Como te conté, mi vida de fe había dado un vuelco. Poco a poco había conseguido entrar en esa intimidad con mi Padre a través de la oración. En las pequeñas acciones del día a día, había ido discerniendo lo que me iba pidiendo, pero nunca se había dirigido a mí con esa fuerza y de esa manera tan directa.

Mas mi corazón anhelaba seguir escuchando, saber, ahora sí, claramente y de su propia voz, qué era lo que quería, para qué me llamaba. “He observado la opresión de mi pueblo en Egipto, he escuchado su clamor por la dureza de sus opresores, y he comprendido sus sufrimientos. He bajado para librarlos del poder de Egipto y para hacerlos subir de ese país a una tierra buena y espaciosa, a una tierra que mana leche y miel. Así es, el clamor de los hijos de Israel ha llegado hasta mí y he visto además la opresión a que los egipcios los someten. Ahora, pues, ve: yo te envío al faraón para que saques a mi pueblo, a los hijos de Israel, de Egipto”.
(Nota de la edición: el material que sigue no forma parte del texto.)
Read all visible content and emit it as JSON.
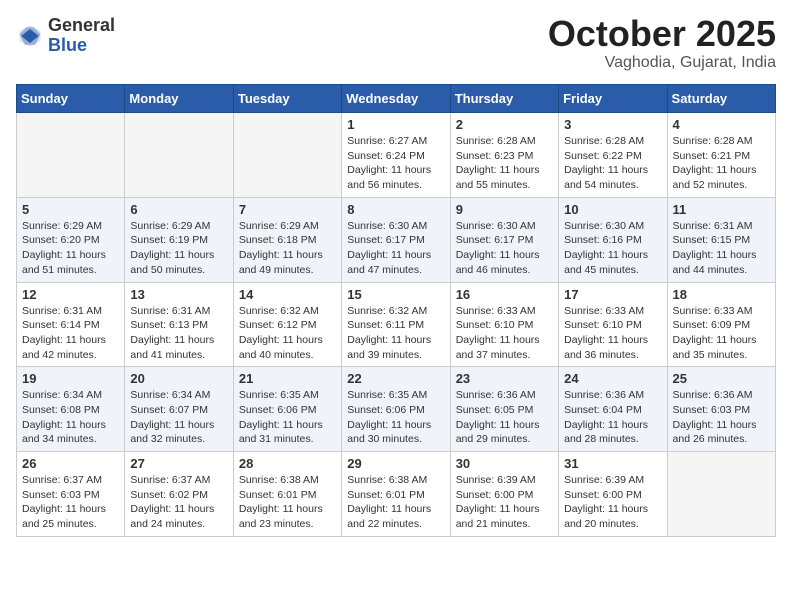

¿De verdad el Señor estaba pidiéndome algo semejante? ¿Seguro que era a mí a quien se dirigía? ¿O quizás esperaba a alguien más aquel día en el Horeb? No, en realidad sabía que hablaba conmigo: me había llamado por mi nombre. Nadie antes se había dirigido a mí de modo tan directo, a la vez que tierno. ¡Y era Dios! ¡Llamándome por mi nombre! El faraón, el hombre más poderoso que había conocido, jamás habría actuado así con ninguno de sus súbditos. Dios, en cambio, había empezado su diálogo conmigo con un “¡Moisés, Moisés!”.

El Señor habla claro, nos llama a cada uno de nosotros por nuestro nombre, y espera pacientemente a que le respondamos. Del mismo modo, como os habréis percatado, habla en el silencio, en la soledad, en el recogimiento. Dudo mucho que un mensaje tan importante como el que me dio, hubiese podido escucharlo en medio del ruido del día a día y del ajetreo cotidiano.

Además, si te das cuenta, es Él el que siempre da el primer paso, el que toma la iniciativa. Nosotros, simplemente, tenemos que estar atentos a esa llamada, al momento justo en que se dirija a nosotros para corresponder: para escuchar lo que nos tiene que decir y aceptar lo que nos pide.

¿Tú estás atento a la llamada que Dios te hace cada día? ¿Procuras buscar esos momentos de recogimiento diarios para discernir la voz del Señor? Aprovecha mucho estos días para hacer silencio interior. La primera hora de silencio es un buen momento, por ejemplo, para ponerse en presencia de Dios. Sé que a veces puede apetecer más, cuando te encuentras con tu amigo en el camino y cruzáis una mirada, romper ese momento de silencio y poneros a hablar. Persiste, haz el esfuerzo; por tu bien y el suyo.

¿Tienes una verdadera vida de oración? ¿Has experimentado alguna vez esa llamada de Dios, que es Padre, y se dirige a ti de una manera personal? ¿Tratas a Dios con aquella cercanía y sencillez con la que Jesús se dirige a su padre en Getsemaní? ¿Dejas que Él, con su mirada, penetre tu corazón para irradiar esa luz que brota de su misericordia? Yo, en ese encuentro maravilloso en el Horeb, me di cuenta de la paternidad de Dios. Jamás, ni el faraón ni mis padres, Amram y Jocabed, se habían dirigido así a mí, con tanta ternura y profundidad.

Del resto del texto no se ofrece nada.